Replication stress, e.g. when UVB-induced DNA lesions collide with replication forks, causes γ-H2AX generation, and the formation of γ-H2AX may serve as an early sensor of DSBs, representing an initial cellular response to UVB-induced DSBs. Moreover, γ-H2AX may also represent a biomarker for the transformation of normal tissue to premalignant and, consequently, to malignant tissues (10). Therefore, it may be speculated whether increased expression of γ-H2AX in the BCCs reported in the present study may be caused by DNA damage induced by UVB or other agents.

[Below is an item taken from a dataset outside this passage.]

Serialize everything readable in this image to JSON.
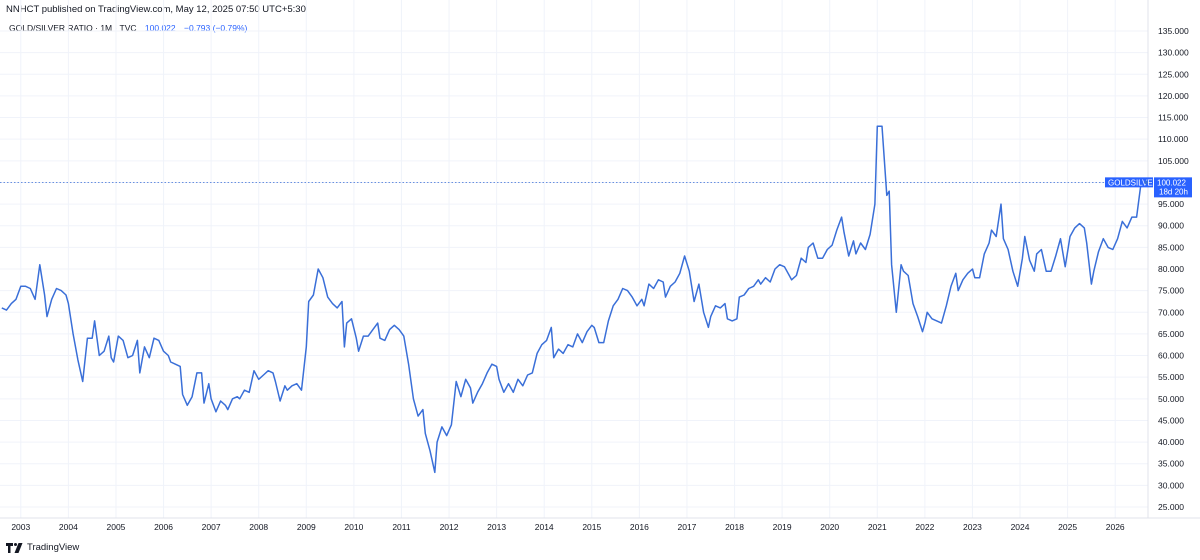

In summary, to the best of our knowledge, this is the first paper to show increased expression in BCCs of p53, ?Np63, TAp73 and γ-H2AX associated with decreased expression of MDM2. These findings strongly suggest an important role of p53 signalling for the pathogenesis of BCC. Future studies must analyse whether alterations of p53 signalling represent part of the cellular response to UV radiation-induced DNA damage or if these alterations are caused by other mechanisms.